Copyright © by Len Holman, 3/3/13

 

  It’s not enough that the social networking sites and the search engines (Google, this especially means you!), and all those must-have-the-latest smart phones all either track—or have the capability to track, or deny tracking—most of America.  The gun lobby constantly frets that the so-called “universal background check” is just a ruse for registering every gun owner in the country so all 300 million-plus weapons can be confiscated personally by President Obama going door-to-door (Wayne LaPierre, are you listening?), but they SHOULD be fretting about Americans who are being traced or who WILL be traced by the latest surge in technology-based trickery.  

  It’s not enough that the government monitors millions of phone calls and text messages a day, most from cold-call life insurance agents or drunks trying to get a cab or Aunt Rosa calling to see if the tamales got there without damage.  Not too many terrorists call each other to plan the next attack, but still, the government listens in, the government reads our emails and checks our photos, and there is so much information gathered, our government can’t even process all of it.  Now we are on to the next phase of our government’s monitoring program, and the thing is, the thing that defies all American mythology, not to mention logic is:  we WANT this next phase.  

  Google has some glasses which will give the wearer directions, internet access, maps, and various other forms of information, including the ability to translate those mysterious road signs in China.  Apple is rumored to be coming out with a “smart watch” which is a wrist-version of its phone, with apps and neat stuff.  It is also rumored that Apple’s watch will also make and receive calls.  There are also plans to include sensors in clothes, for warming and wicking away sweat and maybe baking a potato in your pocket while skiing in Aspen.  This is not pie-in-the-sky stuff; it’s all in planning and development and is starting to show up on the market, especially in health and sports stores.  

  All this is made possible by Bluetooth technology which connects the user to, well, everything.  There is a commercial I’ve seen on TV (remember plain old TVs?) where a couple dressed in warm-weather clothes is landing on a snowy runway, and the hubby whips out his phone, starts the car in the parking lot and turns on the heater, setting the temperature to a comfy seventy-two degrees.  The next scene shows the thinly-clad family rushing to get into the pre-warmed car, smiling and nodding in approval.  Ah, the blessings of technology!  

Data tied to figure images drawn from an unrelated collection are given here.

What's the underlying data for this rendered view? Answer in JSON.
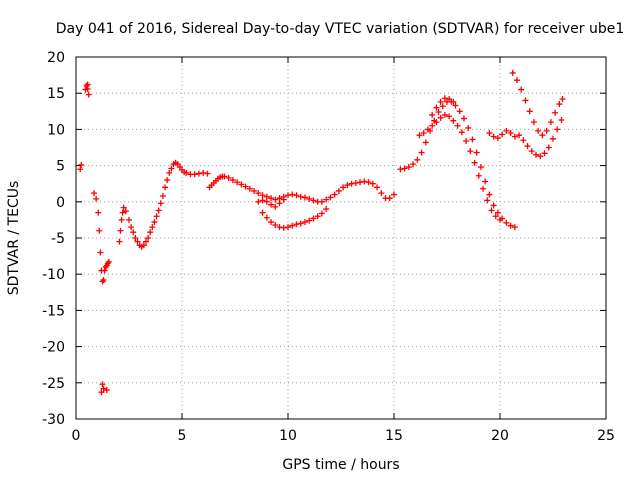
{
  "chart_data": {
    "type": "scatter",
    "title": "Day 041 of 2016, Sidereal Day-to-day VTEC variation (SDTVAR) for receiver ube1",
    "xlabel": "GPS time / hours",
    "ylabel": "SDTVAR / TECUs",
    "xlim": [
      0,
      25
    ],
    "ylim": [
      -30,
      20
    ],
    "x_ticks": [
      0,
      5,
      10,
      15,
      20,
      25
    ],
    "y_ticks": [
      -30,
      -25,
      -20,
      -15,
      -10,
      -5,
      0,
      5,
      10,
      15,
      20
    ],
    "grid": true,
    "marker": "+",
    "marker_color": "#ff0000",
    "series": [
      {
        "name": "ube1",
        "color": "#ff0000",
        "points": [
          [
            0.2,
            4.5
          ],
          [
            0.25,
            5.1
          ],
          [
            0.45,
            15.5
          ],
          [
            0.5,
            16.0
          ],
          [
            0.55,
            15.6
          ],
          [
            0.6,
            14.8
          ],
          [
            0.55,
            16.2
          ],
          [
            0.85,
            1.2
          ],
          [
            0.95,
            0.4
          ],
          [
            1.05,
            -1.5
          ],
          [
            1.1,
            -4.0
          ],
          [
            1.15,
            -7.0
          ],
          [
            1.2,
            -9.5
          ],
          [
            1.25,
            -11.0
          ],
          [
            1.3,
            -10.8
          ],
          [
            1.35,
            -9.5
          ],
          [
            1.4,
            -9.0
          ],
          [
            1.45,
            -8.8
          ],
          [
            1.5,
            -8.5
          ],
          [
            1.55,
            -8.3
          ],
          [
            1.2,
            -26.3
          ],
          [
            1.3,
            -25.8
          ],
          [
            1.45,
            -26.0
          ],
          [
            1.25,
            -25.2
          ],
          [
            2.05,
            -5.5
          ],
          [
            2.1,
            -4.0
          ],
          [
            2.15,
            -2.5
          ],
          [
            2.2,
            -1.5
          ],
          [
            2.25,
            -0.8
          ],
          [
            2.35,
            -1.3
          ],
          [
            2.5,
            -2.5
          ],
          [
            2.6,
            -3.5
          ],
          [
            2.7,
            -4.2
          ],
          [
            2.8,
            -5.0
          ],
          [
            2.9,
            -5.5
          ],
          [
            3.0,
            -6.0
          ],
          [
            3.1,
            -6.2
          ],
          [
            3.2,
            -6.0
          ],
          [
            3.3,
            -5.5
          ],
          [
            3.4,
            -5.0
          ],
          [
            3.5,
            -4.2
          ],
          [
            3.6,
            -3.5
          ],
          [
            3.7,
            -2.8
          ],
          [
            3.8,
            -2.0
          ],
          [
            3.9,
            -1.2
          ],
          [
            4.0,
            -0.2
          ],
          [
            4.1,
            0.8
          ],
          [
            4.2,
            2.0
          ],
          [
            4.3,
            3.0
          ],
          [
            4.4,
            4.0
          ],
          [
            4.5,
            4.6
          ],
          [
            4.6,
            5.2
          ],
          [
            4.7,
            5.4
          ],
          [
            4.8,
            5.2
          ],
          [
            4.9,
            4.8
          ],
          [
            5.0,
            4.4
          ],
          [
            5.1,
            4.1
          ],
          [
            5.2,
            4.0
          ],
          [
            5.4,
            3.8
          ],
          [
            5.6,
            3.8
          ],
          [
            5.8,
            3.9
          ],
          [
            6.0,
            4.0
          ],
          [
            6.2,
            3.9
          ],
          [
            6.3,
            2.0
          ],
          [
            6.4,
            2.3
          ],
          [
            6.5,
            2.6
          ],
          [
            6.6,
            2.9
          ],
          [
            6.7,
            3.2
          ],
          [
            6.8,
            3.4
          ],
          [
            6.9,
            3.5
          ],
          [
            7.0,
            3.5
          ],
          [
            7.2,
            3.3
          ],
          [
            7.4,
            3.0
          ],
          [
            7.6,
            2.7
          ],
          [
            7.8,
            2.4
          ],
          [
            8.0,
            2.1
          ],
          [
            8.2,
            1.8
          ],
          [
            8.4,
            1.5
          ],
          [
            8.6,
            1.2
          ],
          [
            8.8,
            0.9
          ],
          [
            9.0,
            0.7
          ],
          [
            9.2,
            0.5
          ],
          [
            9.4,
            0.3
          ],
          [
            9.6,
            0.5
          ],
          [
            9.8,
            0.7
          ],
          [
            10.0,
            0.9
          ],
          [
            10.2,
            1.0
          ],
          [
            10.4,
            0.9
          ],
          [
            10.6,
            0.7
          ],
          [
            10.8,
            0.6
          ],
          [
            11.0,
            0.4
          ],
          [
            11.2,
            0.2
          ],
          [
            11.4,
            0.0
          ],
          [
            11.6,
            0.0
          ],
          [
            11.8,
            0.3
          ],
          [
            12.0,
            0.6
          ],
          [
            12.2,
            1.0
          ],
          [
            12.4,
            1.5
          ],
          [
            12.6,
            2.0
          ],
          [
            12.8,
            2.3
          ],
          [
            13.0,
            2.5
          ],
          [
            13.2,
            2.6
          ],
          [
            13.4,
            2.7
          ],
          [
            13.6,
            2.8
          ],
          [
            13.8,
            2.7
          ],
          [
            14.0,
            2.5
          ],
          [
            14.2,
            2.0
          ],
          [
            14.4,
            1.2
          ],
          [
            14.6,
            0.5
          ],
          [
            14.8,
            0.5
          ],
          [
            15.0,
            1.0
          ],
          [
            8.8,
            -1.5
          ],
          [
            9.0,
            -2.2
          ],
          [
            9.2,
            -2.8
          ],
          [
            9.4,
            -3.2
          ],
          [
            9.6,
            -3.5
          ],
          [
            9.8,
            -3.6
          ],
          [
            10.0,
            -3.5
          ],
          [
            10.2,
            -3.3
          ],
          [
            10.4,
            -3.1
          ],
          [
            10.6,
            -3.0
          ],
          [
            10.8,
            -2.8
          ],
          [
            11.0,
            -2.6
          ],
          [
            11.2,
            -2.3
          ],
          [
            11.4,
            -2.0
          ],
          [
            11.6,
            -1.6
          ],
          [
            11.8,
            -1.0
          ],
          [
            8.6,
            0.0
          ],
          [
            8.8,
            0.2
          ],
          [
            9.0,
            0.0
          ],
          [
            9.2,
            -0.4
          ],
          [
            9.4,
            -0.7
          ],
          [
            9.6,
            -0.2
          ],
          [
            9.8,
            0.3
          ],
          [
            15.3,
            4.5
          ],
          [
            15.5,
            4.6
          ],
          [
            15.7,
            4.8
          ],
          [
            15.9,
            5.2
          ],
          [
            16.1,
            5.8
          ],
          [
            16.3,
            6.8
          ],
          [
            16.5,
            8.2
          ],
          [
            16.7,
            9.8
          ],
          [
            16.9,
            11.2
          ],
          [
            17.1,
            12.4
          ],
          [
            17.3,
            13.2
          ],
          [
            17.5,
            13.8
          ],
          [
            17.7,
            13.8
          ],
          [
            17.9,
            13.3
          ],
          [
            18.1,
            12.5
          ],
          [
            18.3,
            11.5
          ],
          [
            18.5,
            10.2
          ],
          [
            18.7,
            8.6
          ],
          [
            18.9,
            6.8
          ],
          [
            19.1,
            4.8
          ],
          [
            19.3,
            2.8
          ],
          [
            19.5,
            1.0
          ],
          [
            19.7,
            -0.5
          ],
          [
            19.9,
            -1.5
          ],
          [
            20.1,
            -2.3
          ],
          [
            20.3,
            -2.9
          ],
          [
            20.5,
            -3.3
          ],
          [
            20.7,
            -3.5
          ],
          [
            16.2,
            9.2
          ],
          [
            16.4,
            9.5
          ],
          [
            16.6,
            10.0
          ],
          [
            16.8,
            10.5
          ],
          [
            17.0,
            11.0
          ],
          [
            17.2,
            11.6
          ],
          [
            17.4,
            12.0
          ],
          [
            17.6,
            11.8
          ],
          [
            17.8,
            11.2
          ],
          [
            18.0,
            10.5
          ],
          [
            18.2,
            9.6
          ],
          [
            18.4,
            8.4
          ],
          [
            18.6,
            7.0
          ],
          [
            18.8,
            5.4
          ],
          [
            19.0,
            3.6
          ],
          [
            19.2,
            1.8
          ],
          [
            19.4,
            0.2
          ],
          [
            19.6,
            -1.2
          ],
          [
            19.8,
            -2.0
          ],
          [
            20.0,
            -2.5
          ],
          [
            16.8,
            12.0
          ],
          [
            17.0,
            13.0
          ],
          [
            17.2,
            13.8
          ],
          [
            17.4,
            14.3
          ],
          [
            17.6,
            14.2
          ],
          [
            17.8,
            13.8
          ],
          [
            19.5,
            9.5
          ],
          [
            19.7,
            9.0
          ],
          [
            19.9,
            8.8
          ],
          [
            20.1,
            9.3
          ],
          [
            20.3,
            9.8
          ],
          [
            20.5,
            9.5
          ],
          [
            20.7,
            9.0
          ],
          [
            20.9,
            9.2
          ],
          [
            21.1,
            8.5
          ],
          [
            21.3,
            7.7
          ],
          [
            21.5,
            7.0
          ],
          [
            21.7,
            6.5
          ],
          [
            21.9,
            6.3
          ],
          [
            22.1,
            6.7
          ],
          [
            22.3,
            7.5
          ],
          [
            22.5,
            8.7
          ],
          [
            22.7,
            10.0
          ],
          [
            22.9,
            11.3
          ],
          [
            20.6,
            17.8
          ],
          [
            20.8,
            16.8
          ],
          [
            21.0,
            15.5
          ],
          [
            21.2,
            14.0
          ],
          [
            21.4,
            12.5
          ],
          [
            21.6,
            11.0
          ],
          [
            21.8,
            9.8
          ],
          [
            22.0,
            9.2
          ],
          [
            22.2,
            9.8
          ],
          [
            22.4,
            11.0
          ],
          [
            22.6,
            12.3
          ],
          [
            22.8,
            13.5
          ],
          [
            22.95,
            14.2
          ]
        ]
      }
    ]
  }
}
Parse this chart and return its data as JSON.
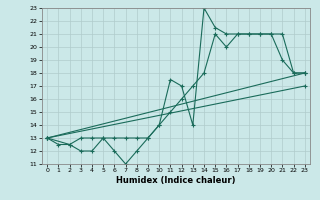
{
  "xlabel": "Humidex (Indice chaleur)",
  "ylabel": "",
  "xlim": [
    -0.5,
    23.5
  ],
  "ylim": [
    11,
    23
  ],
  "xticks": [
    0,
    1,
    2,
    3,
    4,
    5,
    6,
    7,
    8,
    9,
    10,
    11,
    12,
    13,
    14,
    15,
    16,
    17,
    18,
    19,
    20,
    21,
    22,
    23
  ],
  "yticks": [
    11,
    12,
    13,
    14,
    15,
    16,
    17,
    18,
    19,
    20,
    21,
    22,
    23
  ],
  "bg_color": "#cbe8e8",
  "grid_color": "#b0cccc",
  "line_color": "#1a6b5a",
  "lines": [
    {
      "x": [
        0,
        1,
        2,
        3,
        4,
        5,
        6,
        7,
        8,
        9,
        10,
        11,
        12,
        13,
        14,
        15,
        16,
        17,
        18,
        19,
        20,
        21,
        22,
        23
      ],
      "y": [
        13,
        12.5,
        12.5,
        12,
        12,
        13,
        12,
        11,
        12,
        13,
        14,
        17.5,
        17,
        14,
        23,
        21.5,
        21,
        21,
        21,
        21,
        21,
        19,
        18,
        18
      ]
    },
    {
      "x": [
        0,
        2,
        3,
        4,
        5,
        6,
        7,
        8,
        9,
        10,
        11,
        12,
        13,
        14,
        15,
        16,
        17,
        18,
        19,
        20,
        21,
        22,
        23
      ],
      "y": [
        13,
        12.5,
        13,
        13,
        13,
        13,
        13,
        13,
        13,
        14,
        15,
        16,
        17,
        18,
        21,
        20,
        21,
        21,
        21,
        21,
        21,
        18,
        18
      ]
    },
    {
      "x": [
        0,
        23
      ],
      "y": [
        13,
        17
      ]
    },
    {
      "x": [
        0,
        23
      ],
      "y": [
        13,
        18
      ]
    }
  ]
}
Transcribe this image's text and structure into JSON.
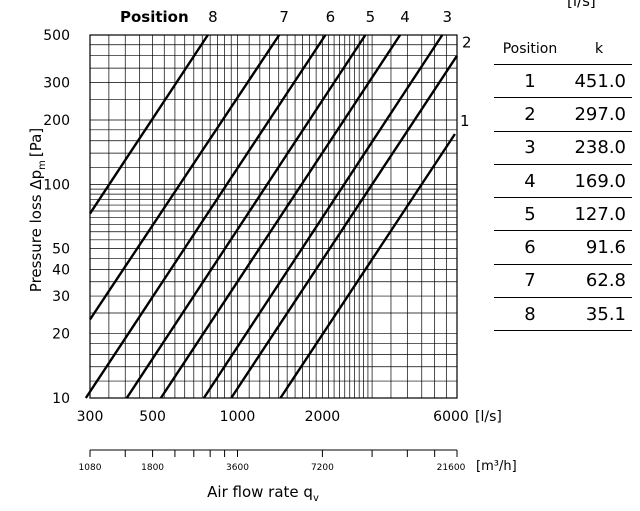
{
  "chart_data": {
    "type": "line",
    "title": "Position",
    "ylabel": "Pressure loss Δp",
    "ylabel_sub": "m",
    "ylabel_unit": "[Pa]",
    "xlabel": "Air flow rate q",
    "xlabel_sub": "v",
    "x_scale": "log",
    "y_scale": "log",
    "xlim": [
      300,
      6000
    ],
    "ylim": [
      10,
      500
    ],
    "x_unit_ls": "[l/s]",
    "x_unit_m3h": "[m³/h]",
    "x_ticks": [
      300,
      500,
      1000,
      2000,
      6000
    ],
    "x_tick_labels": [
      "300",
      "500",
      "1000",
      "2000",
      "6000"
    ],
    "x2_tick_labels": [
      "1080",
      "1800",
      "3600",
      "7200",
      "21600"
    ],
    "y_ticks": [
      10,
      20,
      30,
      40,
      50,
      100,
      200,
      300,
      500
    ],
    "y_tick_labels": [
      "10",
      "20",
      "30",
      "40",
      "50",
      "100",
      "200",
      "300",
      "500"
    ],
    "grid": true,
    "series": [
      {
        "name": "1",
        "k": 451.0,
        "points": [
          [
            1420,
            10
          ],
          [
            5900,
            172
          ]
        ]
      },
      {
        "name": "2",
        "k": 297.0,
        "points": [
          [
            950,
            10
          ],
          [
            6000,
            400
          ]
        ]
      },
      {
        "name": "3",
        "k": 238.0,
        "points": [
          [
            760,
            10
          ],
          [
            5320,
            500
          ]
        ]
      },
      {
        "name": "4",
        "k": 169.0,
        "points": [
          [
            535,
            10
          ],
          [
            3770,
            500
          ]
        ]
      },
      {
        "name": "5",
        "k": 127.0,
        "points": [
          [
            405,
            10
          ],
          [
            2840,
            500
          ]
        ]
      },
      {
        "name": "6",
        "k": 91.6,
        "points": [
          [
            290,
            10
          ],
          [
            2050,
            500
          ]
        ]
      },
      {
        "name": "7",
        "k": 62.8,
        "points": [
          [
            300,
            23.3
          ],
          [
            1405,
            500
          ]
        ]
      },
      {
        "name": "8",
        "k": 35.1,
        "points": [
          [
            300,
            73
          ],
          [
            785,
            500
          ]
        ]
      }
    ]
  },
  "table": {
    "unit": "[l/s]",
    "headers": [
      "Position",
      "k"
    ],
    "rows": [
      [
        "1",
        "451.0"
      ],
      [
        "2",
        "297.0"
      ],
      [
        "3",
        "238.0"
      ],
      [
        "4",
        "169.0"
      ],
      [
        "5",
        "127.0"
      ],
      [
        "6",
        "91.6"
      ],
      [
        "7",
        "62.8"
      ],
      [
        "8",
        "35.1"
      ]
    ]
  }
}
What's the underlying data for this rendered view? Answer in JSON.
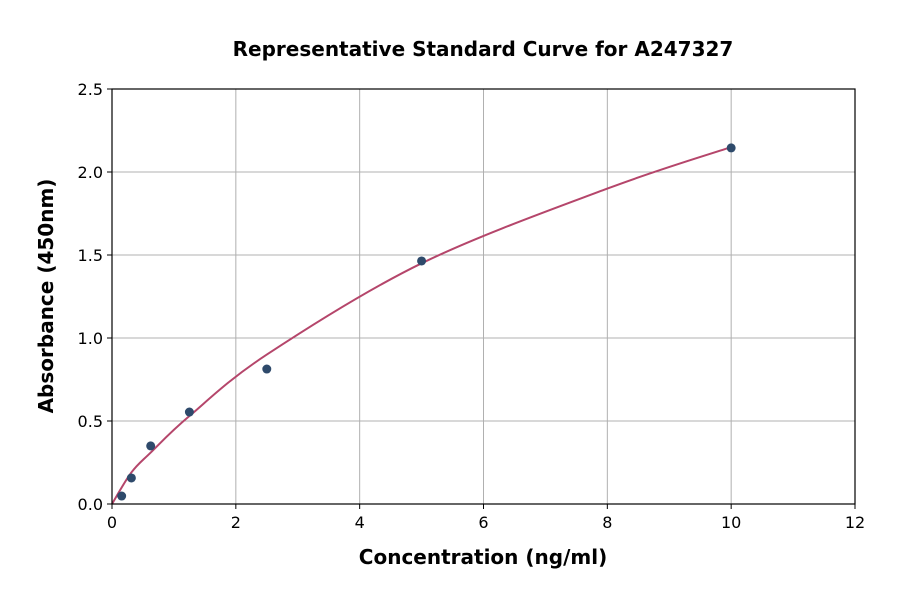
{
  "chart_data": {
    "type": "scatter",
    "title": "Representative Standard Curve for A247327",
    "xlabel": "Concentration (ng/ml)",
    "ylabel": "Absorbance (450nm)",
    "xlim": [
      0,
      12
    ],
    "ylim": [
      0,
      2.5
    ],
    "xticks": [
      "0",
      "2",
      "4",
      "6",
      "8",
      "10",
      "12"
    ],
    "yticks": [
      "0.0",
      "0.5",
      "1.0",
      "1.5",
      "2.0",
      "2.5"
    ],
    "grid": true,
    "points": {
      "x": [
        0.156,
        0.313,
        0.625,
        1.25,
        2.5,
        5,
        10
      ],
      "y": [
        0.048,
        0.157,
        0.35,
        0.554,
        0.813,
        1.464,
        2.145
      ]
    },
    "fit_curve": {
      "x": [
        0,
        0.313,
        0.625,
        1.25,
        2.5,
        5,
        8,
        10
      ],
      "y": [
        0,
        0.19,
        0.31,
        0.53,
        0.9,
        1.45,
        1.9,
        2.15
      ]
    },
    "colors": {
      "points": "#2e4a6b",
      "curve": "#b5466b",
      "grid": "#b0b0b0"
    }
  }
}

  We want to be connected in the worst way, and it IS the worst.  Your prospective employer sees your party pics on Facebook and decides to go with someone else; your car tells you to turn right at the next light (and let’s hope there IS a next light.  Some rural areas are not mapped); and not a person-to-person meeting in the whole batch.  Soon, it is predicted, we will have clothes jammed with sensors which will do everything to make life a paradise, and this trend includes the Post Office, which announced it will sponsor a line of tech clothing to help it make it a few bucks, since it can’t get Congress to lighten the burden the legislature imposed on it, and since it can’t even break even, it might as well go into the clothing biz.  But why do we want to be MORE connected to the grid?  Why do we complain about government intrusion and then suppose that all this Blue-toothing is going to escape Big Brother’s notice?  

  Now, I don’t expect an electronic SWAT team to show up at people’s doors any time soon, but why make it easier for the government to do what lots of people are afraid of them already doing and are sure they eventually WILL do?  There is, apparently, no stopping this trend and I can envision all the paranoid NRA and fellow-travelers’ groups leading a second American revolution to shed the government’s gaze entirely.  If you want a car which is already wired for wi-fi, fine.  If you want to be tracked in every major city with cameras on every pole, fine.  If you don’t mind knowing that drones will be monitoring every waking (and sleeping) moment of your life, or that Google Earth will be peeking down your chimney, fine.  

  But if you DON’T, on principle, want the government to intrude on every aspect of your life, then don’t play the tech game.  Keep your lusting isolated to fantasizing about your neighbor’s wife and your pining for the loss of Twinkies.  Many people are outraged that their supervisors at work are keeping track of every keystroke their employees make, but they don’t seem to understand, or care, that cyberspace isn’t like flirty-talk across the cubicle wall—it’s forever and its contents are at the mercy of just about everyone, especially the government.  I’m not saying our beloved government isn’t as pure as mountain water or as noble as Gandhi, but just in case it isn’t, why makes it easier for it to snoop, intrude, monitor, and catalog us?  Why, oh why, make it easier?